Building Critical Thinking with Coding
It's easy to believe coding and AI education are only for STEM-inclined students. At Coco Coders, their project-based, theme-driven approach encourages hands-on, visual, and creative learners to engage just as much as those gamer/techy kids in the courses. Whether designing a coin-catcher game, solving real-world problems like ocean conservation, or telling interactive stories, every project is a new opportunity for students to practice critical thinking.
For example, Elizabeth's daughter is more interested in drawing and storytelling than technical subjects, but she enjoys coding because the themed projects allow her to dive deeper into her imagination. By integrating art, storytelling, and world-building, coding becomes accessible to all children, not just future computer scientists. This diversity is intentional. Coco Coders regularly audits students' experiences to shape its four-week themed modules around their interests, from engineering to conservation to creating virtual worlds.
Designing for Real Engagement
What keeps students coming back isn't just the technology, but the genuine feeling found in the curriculum. After a 10-week launchpad to build foundational skills, students move through rolling four-week modules, each built around a new theme with a real-world connection. “This ongoing four-week project length, we’ve found, is the perfect sweet-spot timeline for kids,” Elizabeth says. It balances the time long enough for students to develop genuine foundational skills through the first 10 weeks, and short enough with the following rolling four-week projects to sustain curiosity and momentum. Progress is measured not just by technical proficiency, but by students' ability to communicate their thinking, collaborate with peers, and explain the reasoning behind their choices. These are skills that will be valued well beyond their education and into their future careers.
Preparing for a Dynamic, AI-Enabled World
As every industry evolves and integrates AI, so must education. Like the arrival of the smartphone, AI changes what people store in their minds and what they search for, making discernment more essential than ever. Knowing when to trust technology and when to question it. At Coco Coders, students are taught not to ask whether AI can solve a problem, but how to use AI to improve their solution and what the best next question to ask is.
With strong foundations, guided inquiry, and real-world projects that actually reflect students' interests, kids are not just becoming comfortable with technology. They are becoming confident in questioning it, building with it, and eventually leading with it.

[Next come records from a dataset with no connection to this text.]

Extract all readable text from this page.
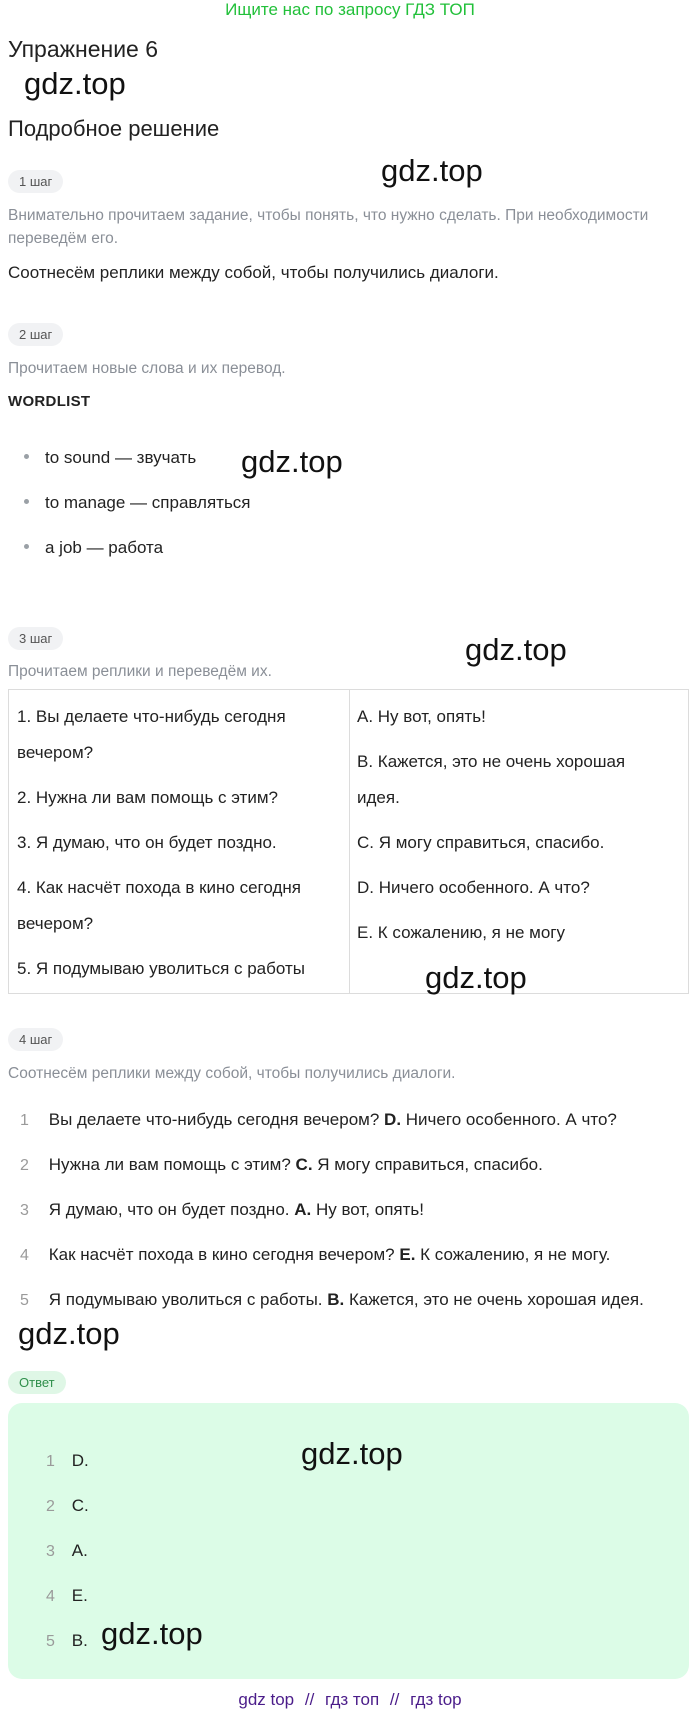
Ищите нас по запросу ГДЗ ТОП
Упражнение 6
gdz.top
Подробное решение
1 шаг	gdz.top
Внимательно прочитаем задание, чтобы понять, что нужно сделать. При необходимости
переведём его.
Соотнесём реплики между собой, чтобы получились диалоги.
2 шаг
Прочитаем новые слова и их перевод.
WORDLIST
to sound — звучать gdz.top
to manage — справляться
a job — работа
3 шаг	gdz.top
Прочитаем реплики и переведём их.
1. Вы делаете что-нибудь сегодня
вечером?
2. Нужна ли вам помощь с этим?
3. Я думаю, что он будет поздно.
4. Как насчёт похода в кино сегодня
вечером?
5. Я подумываю уволиться с работы
A. Ну вот, опять!
B. Кажется, это не очень хорошая
идея.
C. Я могу справиться, спасибо.
D. Ничего особенного. А что?
E. К сожалению, я не могу
gdz.top
4 шаг
Соотнесём реплики между собой, чтобы получились диалоги.
1 Вы делаете что-нибудь сегодня вечером? D. Ничего особенного. А что?
2 Нужна ли вам помощь с этим? C. Я могу справиться, спасибо.
3 Я думаю, что он будет поздно. A. Ну вот, опять!
4 Как насчёт похода в кино сегодня вечером? E. К сожалению, я не могу.
5 Я подумываю уволиться с работы. B. Кажется, это не очень хорошая идея.
gdz.top
Ответ
gdz.top
1 D.
2 C.
3 A.
4 E.
5 B. gdz.top
gdz top // гдз топ // гдз top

What Elizabeth sees on the horizon is not a future to be feared. The question is no longer whether students will use AI. They already are! The real question is whether education will evolve quickly enough to teach them how to think in a world where answers are instant, giving them the tools to think critically alongside these technologies rather than depending on them. This should not be the end of critical thinking. It’s the moment critical thinking becomes essential.